Unsupervised Machine Learning to Classify the Confinement of Waves in Periodic Superstructures
This work addresses wave confinement analysis for researchers in physics or materials science, but it is incremental as it builds on a recently presented scaling method.
The researchers tackled the problem of analyzing wave confinement in periodic superstructures by enhancing a scaling method with unsupervised machine learning, finding that a model-based clustering algorithm outperformed standard k-means++ and that combining direct scaling with clustering yields the most accurate results.

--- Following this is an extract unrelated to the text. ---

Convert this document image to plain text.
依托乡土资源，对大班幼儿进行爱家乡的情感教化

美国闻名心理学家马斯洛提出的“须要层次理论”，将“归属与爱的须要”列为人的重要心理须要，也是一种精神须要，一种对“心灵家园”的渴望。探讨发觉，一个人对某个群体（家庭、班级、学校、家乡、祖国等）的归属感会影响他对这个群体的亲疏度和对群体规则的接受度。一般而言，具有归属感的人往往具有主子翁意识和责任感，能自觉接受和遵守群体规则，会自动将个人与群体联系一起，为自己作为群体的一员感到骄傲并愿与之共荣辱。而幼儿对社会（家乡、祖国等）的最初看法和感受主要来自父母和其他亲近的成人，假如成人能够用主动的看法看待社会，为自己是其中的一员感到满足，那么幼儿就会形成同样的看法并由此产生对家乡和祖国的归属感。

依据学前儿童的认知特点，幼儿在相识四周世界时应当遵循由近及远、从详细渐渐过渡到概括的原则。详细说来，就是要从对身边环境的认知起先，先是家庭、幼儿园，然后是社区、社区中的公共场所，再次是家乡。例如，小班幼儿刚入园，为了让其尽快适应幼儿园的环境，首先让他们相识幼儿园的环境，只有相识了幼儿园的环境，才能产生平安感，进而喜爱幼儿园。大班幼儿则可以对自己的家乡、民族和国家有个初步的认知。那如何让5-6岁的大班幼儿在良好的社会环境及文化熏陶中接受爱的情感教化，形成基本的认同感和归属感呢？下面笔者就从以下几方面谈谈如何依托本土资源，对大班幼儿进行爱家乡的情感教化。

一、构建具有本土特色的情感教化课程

We employ unsupervised machine learning to enhance the accuracy of our recently presented scaling method for wave confinement analysis [1]. We employ the standard k-means++ algorithm as well as our own model-based algorithm. We investigate cluster validity indices as a means to find the correct number of confinement dimensionalities to be used as an input to the clustering algorithms. Subsequently, we analyze the performance of the two clustering algorithms when compared to the direct application of the scaling method without clustering. We find that the clustering approach provides more physically meaningful results, but may struggle with identifying the correct set of confinement dimensionalities. We conclude that the most accurate outcome is obtained by first applying the direct scaling to find the correct set of confinement dimensionalities and subsequently employing clustering to refine the results. Moreover, our model-based algorithm outperforms the standard k-means++ clustering.